What You Don’t Know: Compassion & Grief on a Ordinary Day

Part 1: The woman, already annoyed her Starbucks mobile order wasn’t ready, got a little more frustrated when the milk canister was empty and while her manner was respectful, there seemed to be a tinge of contempt as she shoved the container to the barista and brusquely said “out of milk.”  Her look indicated she expected a more apologetic response. Muttering under her breath, “Monday morning rush hour, shouldn’t  more people be working?”

What she couldn’t see was one person in the back room on the phone following emergency protocol and another person on break crumpled n grief. All she saw was two people working. What she couldn’t know and didn’t know was, this was not a ordinary day. On a ordinary day, you don’t get text from someone saying I’m on my way, only to get a phone call a couple of hours later reporting that person is dead. On a ordinary day, you don’t hear about highway closures due to a fatal crash and think that you know the victim.  On a ordinary day, you don’t think it’s your last.

Part 2: An ordinary day for you can be anything but for someone else.  As an observer, I had no idea what “the woman customer” was going through. While I knew the store just learned of the death of a coworker in route to work,  I know nothing about the “woman” I just wrote about. Might she have been barely keeping it together. Might her morning cup of coffee been a grasp to do something normal in the midst of insanity? At any time, people are dealing with things that are not ordinary and you have no way to know. We are not walking emoticons, thought bubbles do not appear above our heads advertising thoughts and emotions. Carefully curated images with a gripping sound track with artful words invoke our sympathy to the point we feel compassion albeit at a distance. Where is compassion throughout the day?

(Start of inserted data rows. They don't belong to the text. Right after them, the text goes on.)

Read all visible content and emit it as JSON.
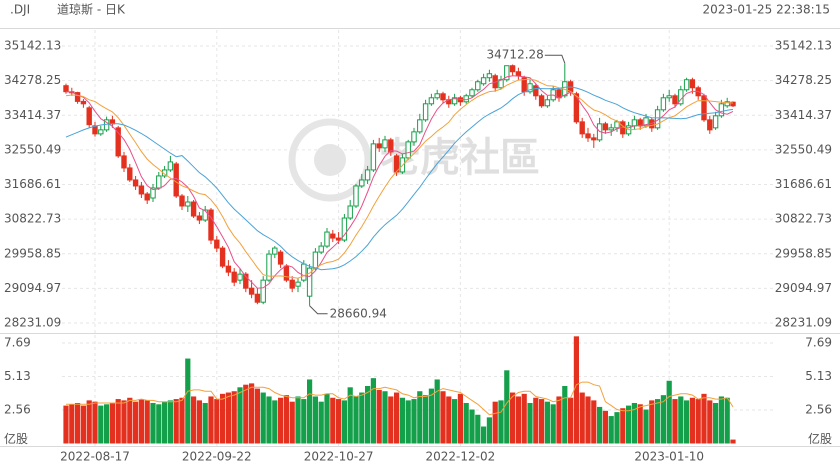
{
  "chart_data": {
    "type": "candlestick",
    "symbol": ".DJI",
    "title": "道琼斯 - 日K",
    "timestamp": "2023-01-25 22:38:15",
    "watermark": "老虎社區",
    "categories": [
      null,
      null,
      null,
      null,
      null,
      "2022-08-17",
      null,
      null,
      null,
      null,
      null,
      null,
      null,
      null,
      null,
      null,
      null,
      null,
      null,
      null,
      null,
      null,
      null,
      null,
      null,
      null,
      "2022-09-22",
      null,
      null,
      null,
      null,
      null,
      null,
      null,
      null,
      null,
      null,
      null,
      null,
      null,
      null,
      null,
      null,
      null,
      null,
      null,
      null,
      "2022-10-27",
      null,
      null,
      null,
      null,
      null,
      null,
      null,
      null,
      null,
      null,
      null,
      null,
      null,
      null,
      null,
      null,
      null,
      null,
      null,
      null,
      "2022-12-02",
      null,
      null,
      null,
      null,
      null,
      null,
      null,
      null,
      null,
      null,
      null,
      null,
      null,
      null,
      null,
      null,
      null,
      null,
      null,
      null,
      null,
      null,
      null,
      null,
      null,
      null,
      null,
      null,
      null,
      null,
      null,
      null,
      null,
      null,
      null,
      "2023-01-10",
      null,
      null,
      null,
      null,
      null,
      null,
      null,
      null,
      null,
      null,
      null
    ],
    "open": [
      34152,
      34000,
      33980,
      33760,
      33600,
      33150,
      32950,
      33050,
      33300,
      33100,
      32400,
      32100,
      31800,
      31650,
      31450,
      31350,
      31600,
      31900,
      32050,
      32200,
      31400,
      31150,
      31250,
      30900,
      30800,
      31050,
      30300,
      30100,
      29650,
      29500,
      29300,
      29450,
      29100,
      28950,
      28750,
      29300,
      29950,
      30000,
      29650,
      29300,
      29150,
      29300,
      28900,
      29600,
      30000,
      30150,
      30450,
      30350,
      30300,
      30850,
      31150,
      31650,
      31800,
      32050,
      32700,
      32600,
      32800,
      32400,
      32000,
      32350,
      32750,
      33000,
      33300,
      33700,
      33850,
      33950,
      33800,
      33700,
      33850,
      33750,
      33900,
      34050,
      34200,
      34350,
      34400,
      34100,
      34300,
      34650,
      34500,
      34350,
      34000,
      34150,
      33900,
      33650,
      33800,
      34050,
      33900,
      34250,
      33950,
      33250,
      32950,
      32850,
      32800,
      33200,
      33050,
      33100,
      33250,
      32950,
      33150,
      33300,
      33150,
      33300,
      33100,
      33550,
      33850,
      33900,
      33700,
      34050,
      34300,
      34100,
      33900,
      33300,
      33100,
      33400,
      33650,
      33740
    ],
    "high": [
      34202,
      34100,
      34000,
      33820,
      33650,
      33250,
      33150,
      33380,
      33400,
      33150,
      32500,
      32200,
      31900,
      31750,
      31500,
      31700,
      32000,
      32150,
      32400,
      32250,
      31450,
      31400,
      31300,
      31000,
      31150,
      31100,
      30400,
      30150,
      29800,
      29600,
      29600,
      29500,
      29300,
      29100,
      29400,
      30050,
      30150,
      30050,
      29700,
      29400,
      29350,
      29800,
      29700,
      30100,
      30250,
      30600,
      30550,
      30500,
      30950,
      31300,
      31700,
      31950,
      32150,
      32800,
      32850,
      32900,
      32850,
      32450,
      32450,
      32800,
      33100,
      33450,
      33800,
      33950,
      34050,
      34000,
      33900,
      33950,
      33900,
      33950,
      34100,
      34300,
      34450,
      34550,
      34450,
      34400,
      34650,
      34680,
      34600,
      34400,
      34300,
      34200,
      33950,
      33900,
      34150,
      34100,
      34712.28,
      34300,
      34000,
      33350,
      33100,
      32950,
      33350,
      33250,
      33200,
      33300,
      33300,
      33250,
      33400,
      33350,
      33450,
      33350,
      33650,
      33950,
      34050,
      33950,
      34150,
      34350,
      34350,
      34150,
      33950,
      33400,
      33500,
      33800,
      33850,
      33760
    ],
    "low": [
      33950,
      33900,
      33700,
      33600,
      33100,
      32880,
      32900,
      33000,
      33100,
      32350,
      32000,
      31750,
      31550,
      31350,
      31200,
      31250,
      31550,
      31850,
      32000,
      31350,
      31050,
      31000,
      30850,
      30700,
      30750,
      30200,
      30000,
      29600,
      29400,
      29150,
      29200,
      29000,
      28850,
      28700,
      28700,
      29250,
      29850,
      29600,
      29250,
      29000,
      29000,
      29250,
      28660.94,
      29550,
      29950,
      30100,
      30250,
      30200,
      30250,
      30800,
      31100,
      31600,
      31700,
      32000,
      32500,
      32500,
      32400,
      31900,
      31950,
      32300,
      32650,
      32950,
      33250,
      33650,
      33800,
      33700,
      33600,
      33650,
      33650,
      33700,
      33850,
      34000,
      34150,
      34250,
      34000,
      34050,
      34250,
      34400,
      34300,
      33900,
      33950,
      33800,
      33600,
      33600,
      33750,
      33750,
      33850,
      33900,
      33200,
      32850,
      32750,
      32600,
      32750,
      32950,
      32900,
      33000,
      32850,
      32900,
      33050,
      33050,
      33100,
      33000,
      33050,
      33500,
      33750,
      33600,
      33650,
      34000,
      33950,
      33800,
      33250,
      32950,
      33050,
      33350,
      33600,
      33620
    ],
    "close": [
      34002,
      33980,
      33760,
      33700,
      33180,
      32950,
      33050,
      33300,
      33200,
      32400,
      32100,
      31800,
      31650,
      31450,
      31300,
      31600,
      31900,
      32050,
      32250,
      31400,
      31150,
      31250,
      30900,
      30800,
      31050,
      30300,
      30100,
      29650,
      29500,
      29250,
      29450,
      29100,
      28950,
      28750,
      29300,
      29950,
      30100,
      29700,
      29300,
      29100,
      29250,
      29700,
      29600,
      30000,
      30150,
      30500,
      30350,
      30300,
      30850,
      31150,
      31650,
      31800,
      32050,
      32700,
      32600,
      32800,
      32500,
      32000,
      32350,
      32750,
      33000,
      33300,
      33700,
      33850,
      33950,
      33800,
      33700,
      33850,
      33750,
      33900,
      34050,
      34250,
      34350,
      34450,
      34100,
      34300,
      34650,
      34500,
      34400,
      34000,
      34200,
      33900,
      33650,
      33800,
      34050,
      33850,
      34250,
      34000,
      33250,
      32950,
      32850,
      32800,
      33200,
      33050,
      33100,
      33250,
      32950,
      33150,
      33300,
      33150,
      33350,
      33100,
      33550,
      33850,
      33900,
      33700,
      34050,
      34300,
      34100,
      33900,
      33300,
      33050,
      33400,
      33700,
      33750,
      33650
    ],
    "up_color": "#14a04a",
    "down_color": "#e4311f",
    "ylim": [
      28231.09,
      35142.13
    ],
    "yticks": [
      35142.13,
      34278.25,
      33414.37,
      32550.49,
      31686.61,
      30822.73,
      29958.85,
      29094.97,
      28231.09
    ],
    "grid": true,
    "moving_averages": [
      {
        "color": "#e8508a",
        "values": [
          34002,
          33991,
          33914,
          33861,
          33724,
          33514,
          33328,
          33236,
          33136,
          32980,
          32810,
          32560,
          32230,
          31880,
          31660,
          31560,
          31580,
          31660,
          31820,
          31840,
          31750,
          31620,
          31390,
          31100,
          31030,
          30860,
          30630,
          30380,
          30120,
          29760,
          29590,
          29390,
          29250,
          29100,
          29110,
          29210,
          29410,
          29560,
          29670,
          29630,
          29490,
          29410,
          29390,
          29530,
          29740,
          29990,
          30120,
          30260,
          30430,
          30630,
          30860,
          31150,
          31500,
          31870,
          32160,
          32390,
          32530,
          32520,
          32450,
          32480,
          32520,
          32680,
          33020,
          33320,
          33560,
          33720,
          33800,
          33830,
          33810,
          33800,
          33850,
          33960,
          34060,
          34200,
          34240,
          34290,
          34370,
          34400,
          34390,
          34370,
          34350,
          34200,
          34030,
          33910,
          33920,
          33850,
          33920,
          33990,
          33880,
          33660,
          33460,
          33170,
          33010,
          32970,
          33000,
          33080,
          33110,
          33100,
          33150,
          33160,
          33180,
          33210,
          33290,
          33400,
          33550,
          33620,
          33810,
          33960,
          34010,
          34010,
          33930,
          33730,
          33550,
          33470,
          33440,
          33510
        ]
      },
      {
        "color": "#f2a13b",
        "values": [
          33900,
          33920,
          33910,
          33880,
          33800,
          33758,
          33660,
          33575,
          33499,
          33352,
          33162,
          32944,
          32733,
          32508,
          32320,
          32185,
          32070,
          31945,
          31850,
          31750,
          31655,
          31600,
          31525,
          31460,
          31435,
          31305,
          31125,
          30885,
          30610,
          30395,
          30225,
          30010,
          29815,
          29610,
          29435,
          29400,
          29400,
          29405,
          29385,
          29370,
          29350,
          29410,
          29475,
          29600,
          29685,
          29740,
          29765,
          29825,
          29980,
          30185,
          30425,
          30635,
          30880,
          31150,
          31395,
          31625,
          31840,
          32010,
          32160,
          32320,
          32455,
          32605,
          32770,
          32885,
          33020,
          33120,
          33240,
          33425,
          33565,
          33680,
          33785,
          33880,
          33945,
          34005,
          34020,
          34070,
          34165,
          34230,
          34295,
          34305,
          34320,
          34285,
          34215,
          34150,
          34145,
          34100,
          34060,
          34010,
          33895,
          33790,
          33655,
          33545,
          33500,
          33425,
          33330,
          33270,
          33140,
          33055,
          33060,
          33080,
          33130,
          33160,
          33195,
          33275,
          33355,
          33400,
          33510,
          33625,
          33705,
          33780,
          33775,
          33770,
          33755,
          33740,
          33725,
          33720
        ]
      },
      {
        "color": "#4aa3d8",
        "values": [
          32870,
          32930,
          32990,
          33050,
          33100,
          33140,
          33170,
          33190,
          33200,
          33200,
          33170,
          33110,
          33040,
          32960,
          32870,
          32770,
          32670,
          32570,
          32470,
          32380,
          32408,
          32272,
          32129,
          31984,
          31878,
          31745,
          31598,
          31415,
          31230,
          31073,
          30940,
          30805,
          30670,
          30535,
          30435,
          30353,
          30263,
          30145,
          29998,
          29883,
          29788,
          29710,
          29645,
          29605,
          29560,
          29570,
          29583,
          29615,
          29683,
          29778,
          29888,
          30023,
          30178,
          30375,
          30540,
          30683,
          30803,
          30918,
          31070,
          31253,
          31440,
          31620,
          31825,
          32018,
          32208,
          32373,
          32540,
          32718,
          32863,
          33000,
          33120,
          33243,
          33358,
          33445,
          33520,
          33595,
          33703,
          33828,
          33930,
          33993,
          34053,
          34083,
          34080,
          34078,
          34083,
          34085,
          34113,
          34120,
          34095,
          34048,
          33988,
          33915,
          33858,
          33788,
          33738,
          33685,
          33600,
          33533,
          33478,
          33435,
          33393,
          33353,
          33348,
          33350,
          33343,
          33335,
          33325,
          33340,
          33383,
          33430,
          33453,
          33465,
          33475,
          33508,
          33540,
          33560
        ]
      }
    ],
    "volume": {
      "values": [
        2.9,
        3.0,
        3.1,
        2.9,
        3.3,
        3.2,
        2.9,
        3.0,
        3.1,
        3.4,
        3.3,
        3.5,
        3.2,
        3.4,
        3.3,
        3.1,
        3.0,
        3.2,
        3.3,
        3.4,
        3.5,
        6.5,
        3.6,
        3.3,
        3.1,
        3.6,
        3.4,
        3.8,
        3.9,
        4.0,
        4.3,
        4.5,
        4.6,
        4.2,
        3.9,
        3.6,
        3.3,
        3.5,
        3.7,
        3.2,
        3.6,
        3.4,
        4.9,
        3.6,
        3.2,
        3.8,
        3.5,
        3.4,
        3.3,
        4.3,
        3.6,
        3.9,
        4.4,
        5.0,
        4.1,
        4.0,
        3.6,
        3.9,
        3.5,
        3.3,
        3.4,
        4.0,
        3.7,
        4.2,
        4.9,
        4.0,
        3.6,
        3.4,
        3.8,
        3.1,
        2.6,
        2.2,
        1.3,
        2.0,
        3.2,
        3.3,
        5.6,
        3.9,
        3.6,
        3.8,
        3.1,
        3.5,
        3.4,
        3.2,
        3.0,
        3.6,
        4.4,
        3.5,
        8.2,
        3.9,
        3.6,
        3.3,
        2.8,
        2.5,
        2.1,
        2.4,
        2.7,
        2.9,
        3.1,
        3.0,
        2.6,
        3.3,
        3.4,
        3.7,
        4.8,
        3.4,
        3.6,
        3.3,
        3.5,
        3.4,
        3.8,
        3.3,
        3.1,
        3.6,
        3.5,
        0.3
      ],
      "ylim": [
        0,
        7.69
      ],
      "yticks": [
        7.69,
        5.13,
        2.56,
        {
          "value": 0,
          "label": "亿股"
        }
      ],
      "ma": {
        "color": "#f2a13b",
        "values": [
          3.0,
          3.0,
          3.0,
          3.0,
          3.0,
          3.1,
          3.1,
          3.1,
          3.1,
          3.1,
          3.1,
          3.3,
          3.3,
          3.4,
          3.3,
          3.3,
          3.2,
          3.2,
          3.2,
          3.2,
          3.3,
          4.0,
          4.1,
          4.1,
          4.0,
          4.0,
          3.4,
          3.4,
          3.6,
          3.7,
          3.9,
          4.1,
          4.3,
          4.3,
          4.3,
          4.2,
          3.9,
          3.7,
          3.6,
          3.5,
          3.5,
          3.5,
          3.8,
          3.7,
          3.7,
          3.8,
          3.8,
          3.5,
          3.4,
          3.7,
          3.6,
          3.7,
          3.9,
          4.2,
          4.2,
          4.3,
          4.2,
          4.1,
          3.8,
          3.7,
          3.5,
          3.6,
          3.6,
          3.7,
          4.0,
          4.2,
          4.1,
          4.0,
          3.9,
          3.6,
          3.3,
          3.0,
          2.6,
          2.2,
          2.3,
          2.4,
          3.1,
          3.6,
          3.9,
          4.0,
          4.0,
          3.6,
          3.5,
          3.4,
          3.2,
          3.3,
          3.5,
          3.5,
          4.5,
          4.7,
          4.7,
          4.5,
          4.4,
          3.2,
          2.9,
          2.6,
          2.5,
          2.5,
          2.6,
          2.8,
          2.9,
          3.0,
          3.1,
          3.2,
          3.6,
          3.7,
          3.8,
          3.8,
          3.7,
          3.4,
          3.5,
          3.5,
          3.4,
          3.4,
          3.5,
          2.8
        ]
      }
    }
  }
}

Do you carry your frustration and agitation into your interactions without realizing it?  Do you take a moment to clear your of anger and irritation throughout the day? Compassion is more than feeling, it is a way of being. It’s a way of consciously living in the moment and not letting negative feelings and emotions color your subsequent interactons.  Compassion asks you to suspend judgement. This is not advocating the life of a milquetoast. Conscious compassion means you will say somethings in anger, you will yell at someone about to step into traffic, you will reprimand someone who is in a downward spiral. These are compassionate actions because your reaction is concern for the well-being of another. Everyday compassion is the clean slate, starting each interaction fresh.

Part 3:  It didn’t matter if there was a rude customer, bad day, or pure exhaustion, when you got to the counter, our gone to soon barista would greet each customer with a warm smile, cheerful laugh and a light from within. My condolences to fiends and family, may she go in love and rest in peace because on an ordinary day, she could make you feel extraordinary.